1644年には最後の王朝となる清朝が中国を統一し、267年に渡り中国を支配しましたが、日清戦争などによる国力の疲弊もあり、1911年10月10日に蜂起した辛亥革命を平定できず、1921年1月1日には南京にて共和制国家である中華民国が設立されました。その後、清の最後の皇帝・溥儀は2月12日に退位し、中国大陸最後の王朝は幕を閉じました。
中華民国は中国大陸全土を支配しましたが、1932年には大日本帝国陸軍・関東軍により占領されていた満州地域に満州国が建国され、領土の一部を失いました。その後の第二次世界大戦を経て中華民国は戦勝国となりましたが、当時中国大陸では社会主義国家建設の機運が巻き起こっており、毛沢東主導の中国共産党が中国国内で次々と内戦を始め、中華民国を制圧して行きました。1949年10月1日には北京で中華人民共和国の建国宣言を行い、中国全土を支配する組織となりました。

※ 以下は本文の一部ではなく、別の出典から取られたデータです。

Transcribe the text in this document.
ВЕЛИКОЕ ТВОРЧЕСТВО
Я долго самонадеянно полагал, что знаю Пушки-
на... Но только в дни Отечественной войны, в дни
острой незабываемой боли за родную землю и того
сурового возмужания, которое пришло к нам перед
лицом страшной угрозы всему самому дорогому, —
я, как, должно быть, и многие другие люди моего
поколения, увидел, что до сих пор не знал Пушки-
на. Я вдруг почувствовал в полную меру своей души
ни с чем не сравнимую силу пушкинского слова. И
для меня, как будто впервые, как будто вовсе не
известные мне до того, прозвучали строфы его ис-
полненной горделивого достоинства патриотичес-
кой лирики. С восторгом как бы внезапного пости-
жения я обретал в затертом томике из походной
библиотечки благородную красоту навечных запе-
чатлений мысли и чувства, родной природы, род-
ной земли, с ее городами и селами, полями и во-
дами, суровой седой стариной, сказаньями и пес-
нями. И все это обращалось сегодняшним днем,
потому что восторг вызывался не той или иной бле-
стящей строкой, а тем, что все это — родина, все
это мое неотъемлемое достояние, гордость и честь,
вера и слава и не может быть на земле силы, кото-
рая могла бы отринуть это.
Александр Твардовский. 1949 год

中華民国は当時敗戦した日本から接収したばかりの台湾に目をつけ、全ての機能を台湾島へと移転させました。
その後現在に至るまで中国大陸は中華人民共和国による支配が続いており、現在では習近平体制が確立されたことによる独裁と中国大陸に住む人々の人権、特に少数民族に対する暴力的抑圧などが問題となり世間の批判を浴びる一方、HUAWEIやXiaomiなどの大手企業が次々と生まれ、GDP世界第2位をものにするなど、生活は確実に豊かになっています。

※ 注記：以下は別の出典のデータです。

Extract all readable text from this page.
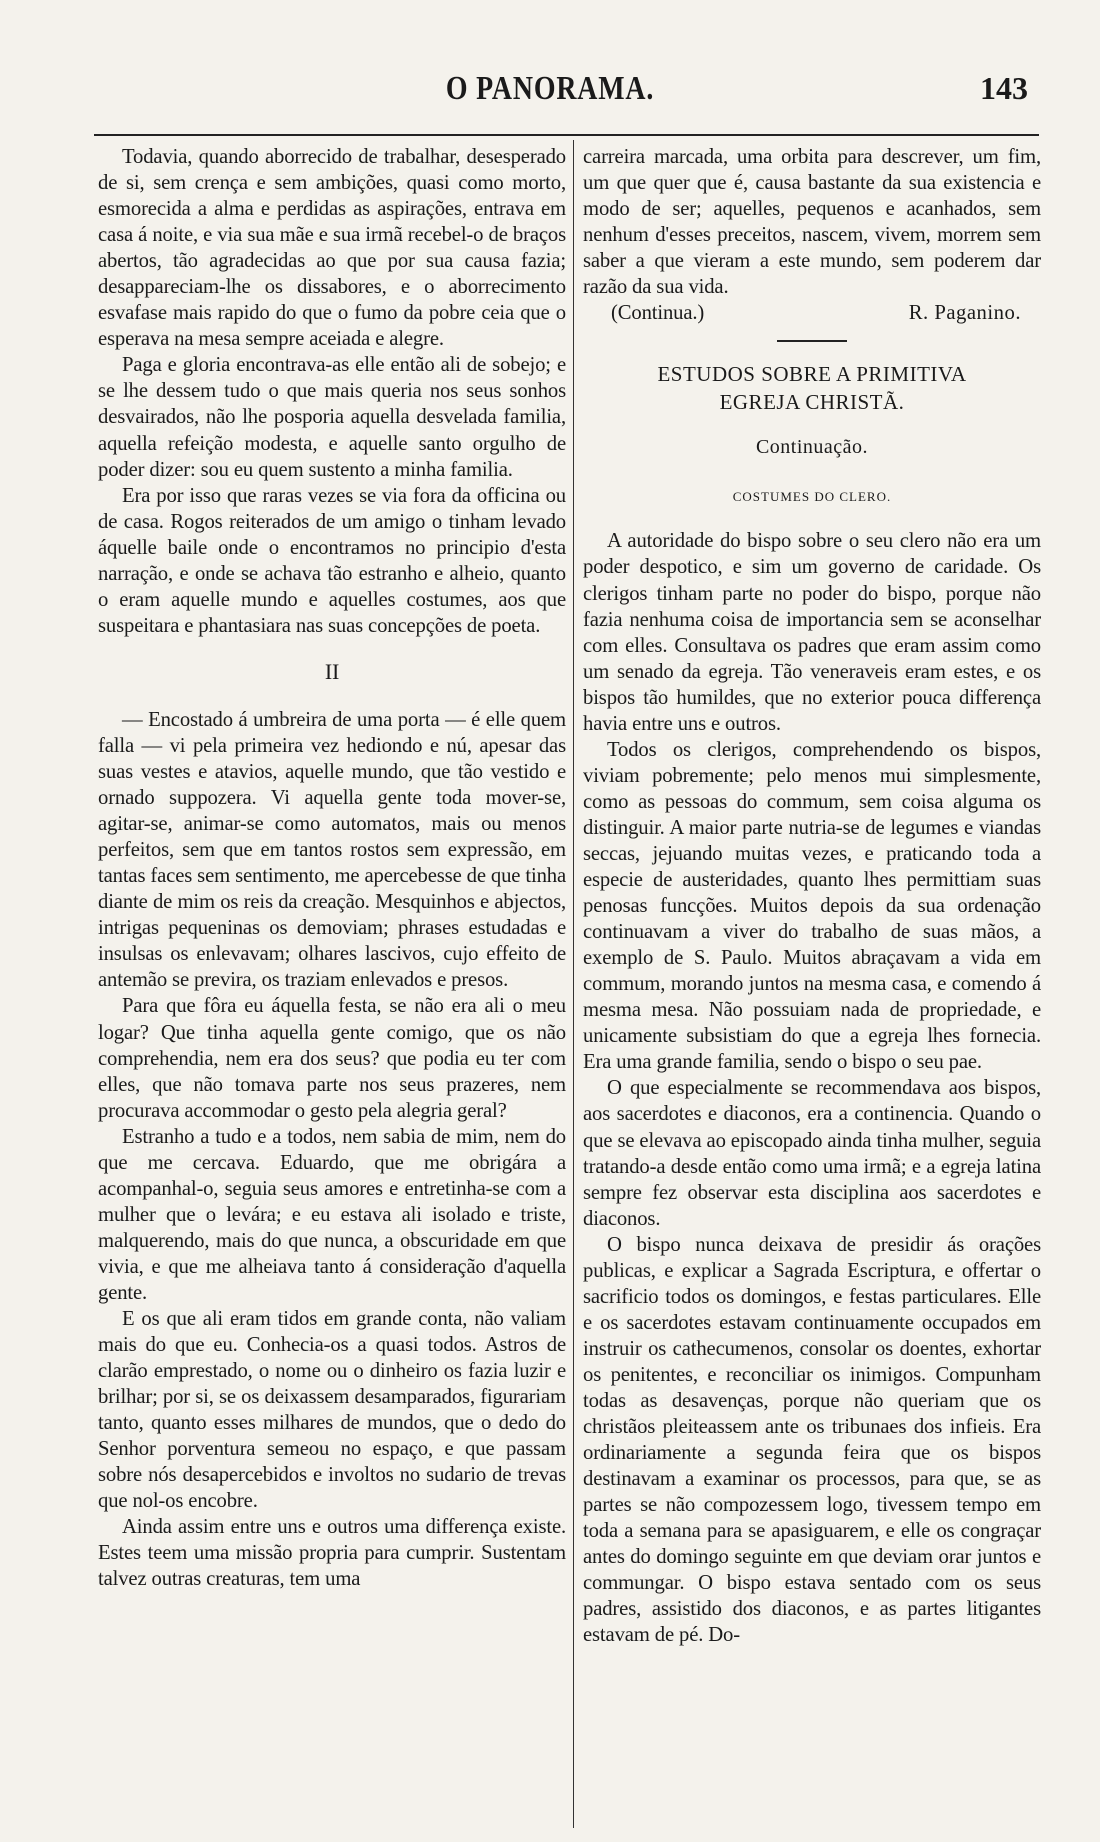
O PANORAMA.	143

Todavia, quando aborrecido de trabalhar, desesperado de si, sem crença e sem ambições, quasi como morto, esmorecida a alma e perdidas as aspirações, entrava em casa á noite, e via sua mãe e sua irmã recebel-o de braços abertos, tão agradecidas ao que por sua causa fazia; desappareciam-lhe os dissabores, e o aborrecimento esvafase mais rapido do que o fumo da pobre ceia que o esperava na mesa sempre aceiada e alegre.

Paga e gloria encontrava-as elle então ali de sobejo; e se lhe dessem tudo o que mais queria nos seus sonhos desvairados, não lhe posporia aquella desvelada familia, aquella refeição modesta, e aquelle santo orgulho de poder dizer: sou eu quem sustento a minha familia.

Era por isso que raras vezes se via fora da officina ou de casa. Rogos reiterados de um amigo o tinham levado áquelle baile onde o encontramos no principio d'esta narração, e onde se achava tão estranho e alheio, quanto o eram aquelle mundo e aquelles costumes, aos que suspeitara e phantasiara nas suas concepções de poeta.

II

— Encostado á umbreira de uma porta — é elle quem falla — vi pela primeira vez hediondo e nú, apesar das suas vestes e atavios, aquelle mundo, que tão vestido e ornado suppozera. Vi aquella gente toda mover-se, agitar-se, animar-se como automatos, mais ou menos perfeitos, sem que em tantos rostos sem expressão, em tantas faces sem sentimento, me apercebesse de que tinha diante de mim os reis da creação. Mesquinhos e abjectos, intrigas pequeninas os demoviam; phrases estudadas e insulsas os enlevavam; olhares lascivos, cujo effeito de antemão se previra, os traziam enlevados e presos.

Para que fôra eu áquella festa, se não era ali o meu logar? Que tinha aquella gente comigo, que os não comprehendia, nem era dos seus? que podia eu ter com elles, que não tomava parte nos seus prazeres, nem procurava accommodar o gesto pela alegria geral?

Estranho a tudo e a todos, nem sabia de mim, nem do que me cercava. Eduardo, que me obrigára a acompanhal-o, seguia seus amores e entretinha-se com a mulher que o levára; e eu estava ali isolado e triste, malquerendo, mais do que nunca, a obscuridade em que vivia, e que me alheiava tanto á consideração d'aquella gente.

E os que ali eram tidos em grande conta, não valiam mais do que eu. Conhecia-os a quasi todos. Astros de clarão emprestado, o nome ou o dinheiro os fazia luzir e brilhar; por si, se os deixassem desamparados, figurariam tanto, quanto esses milhares de mundos, que o dedo do Senhor porventura semeou no espaço, e que passam sobre nós desapercebidos e involtos no sudario de trevas que nol-os encobre.

Ainda assim entre uns e outros uma differença existe. Estes teem uma missão propria para cumprir. Sustentam talvez outras creaturas, tem uma

carreira marcada, uma orbita para descrever, um fim, um que quer que é, causa bastante da sua existencia e modo de ser; aquelles, pequenos e acanhados, sem nenhum d'esses preceitos, nascem, vivem, morrem sem saber a que vieram a este mundo, sem poderem dar razão da sua vida.

(Continua.)	R. Paganino.
ESTUDOS SOBRE A PRIMITIVA
EGREJA CHRISTÃ.
Continuação.
COSTUMES DO CLERO.

A autoridade do bispo sobre o seu clero não era um poder despotico, e sim um governo de caridade. Os clerigos tinham parte no poder do bispo, porque não fazia nenhuma coisa de importancia sem se aconselhar com elles. Consultava os padres que eram assim como um senado da egreja. Tão veneraveis eram estes, e os bispos tão humildes, que no exterior pouca differença havia entre uns e outros.

Todos os clerigos, comprehendendo os bispos, viviam pobremente; pelo menos mui simplesmente, como as pessoas do commum, sem coisa alguma os distinguir. A maior parte nutria-se de legumes e viandas seccas, jejuando muitas vezes, e praticando toda a especie de austeridades, quanto lhes permittiam suas penosas funcções. Muitos depois da sua ordenação continuavam a viver do trabalho de suas mãos, a exemplo de S. Paulo. Muitos abraçavam a vida em commum, morando juntos na mesma casa, e comendo á mesma mesa. Não possuiam nada de propriedade, e unicamente subsistiam do que a egreja lhes fornecia. Era uma grande familia, sendo o bispo o seu pae.

O que especialmente se recommendava aos bispos, aos sacerdotes e diaconos, era a continencia. Quando o que se elevava ao episcopado ainda tinha mulher, seguia tratando-a desde então como uma irmã; e a egreja latina sempre fez observar esta disciplina aos sacerdotes e diaconos.

O bispo nunca deixava de presidir ás orações publicas, e explicar a Sagrada Escriptura, e offertar o sacrificio todos os domingos, e festas particulares. Elle e os sacerdotes estavam continuamente occupados em instruir os cathecumenos, consolar os doentes, exhortar os penitentes, e reconciliar os inimigos. Compunham todas as desavenças, porque não queriam que os christãos pleiteassem ante os tribunaes dos infieis. Era ordinariamente a segunda feira que os bispos destinavam a examinar os processos, para que, se as partes se não compozessem logo, tivessem tempo em toda a semana para se apasiguarem, e elle os congraçar antes do domingo seguinte em que deviam orar juntos e commungar. O bispo estava sentado com os seus padres, assistido dos diaconos, e as partes litigantes estavam de pé. Do-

中華人民共和国は今でも台湾島を自国の領土と定めており、中華民国との間では不安定な政情が続いているほか、2019年6月頃からは一国二制度が保障されていた香港に逃亡犯条例を新設し、香港の政治運営への介入を試みているなどの懸念があり多くの香港市民が声を上げています。
中国宗教観
中国政府に認められた宗教は仏教、キリスト教(プロテスタント及びカトリック)、イスラム教、道教の5つのみですが、中国では他にも多くの土着の民間信仰が存在します。宗教として最も多くの信徒を持つものは仏教ですが、道教や儒教も多く信仰されています。また、キリスト教とイスラム教も一部地域に存在し、特に回族という少数民族がイスラム教を進行する民族として有名です。
2014年の統計では無宗教及び民間信仰が73.56%、仏教が15.87%、道教や儒教等が7.6%、キリスト教が2.53%、イスラム教が0.45%となっています。